Eberlin reaction of arenesulfenylium cations with cyclic acetals and ketals: ring contraction and cycloreversion

Abstract

Arenesulfenylium ions (ArS⁺), elusive species in the condensed phase, are readily generated in the gas phase by electron ionization of sulfur-containing compounds and here their reactions with cyclic acetals and ketals are studied in a pentaquadrupole mass spectrometer. As a strong electrophile, the arenesulfenylium ion (ArS⁺) reacts with five-membered cyclic acetals and ketals by hydride abstraction and electrophilic addition followed by ketone or aldehyde elimination. This latter process is ascribed to an oxygen-assisted ring-opening process in the adduct, followed by intramolecular nucleophilic substitution at carbon by the neutral arylthio group (ArS). This latter recyclization step generates a four-membered 2-aryl-1,2-oxathietan-2-ium ion.
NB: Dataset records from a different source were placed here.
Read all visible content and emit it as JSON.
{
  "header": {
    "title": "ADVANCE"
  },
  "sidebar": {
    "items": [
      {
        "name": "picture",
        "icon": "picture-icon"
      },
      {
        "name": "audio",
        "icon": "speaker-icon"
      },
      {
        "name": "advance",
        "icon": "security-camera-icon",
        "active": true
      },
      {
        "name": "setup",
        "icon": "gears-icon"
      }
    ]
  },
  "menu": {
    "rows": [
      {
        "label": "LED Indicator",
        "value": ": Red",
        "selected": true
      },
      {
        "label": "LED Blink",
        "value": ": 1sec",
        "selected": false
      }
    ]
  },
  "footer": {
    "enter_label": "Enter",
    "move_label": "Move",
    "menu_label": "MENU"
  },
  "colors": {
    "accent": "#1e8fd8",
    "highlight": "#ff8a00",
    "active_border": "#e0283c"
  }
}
Ab initio calculations at the Becke3LYP/6-31G(d) level are performed to obtain the optimized structure of the ring contraction product and they predict the overall reaction to be highly exothermic. Collision-induced dissociation of the elimination product is consistent with its being the four-membered ring contraction product and this provides evidence for the gas-phase cycloreversion. Similarly, reaction with six-membered cyclic acetals and ketals forms a five-membered 2-aryl-1,2-oxathiolan-2-ium product ion. The overall reaction is of the Eberlin reaction type, the prototype of which is the transacetalization of acylium ions (M. N. Eberlin and R. G. Cooks, Org. Mass. Spectrom., 1993, 28, 679). Substituents at the para-position of the arenesulfenylium cation have a significant influence on reactivity; the p-fluorobenzenesulfenylium cation displays similar reactivity to the unsubstituted arenesulfenylium cation, while the Eberlin product is not observed for the electron-donating amino (NH₂) or methoxy (CH₃O) substituted ions.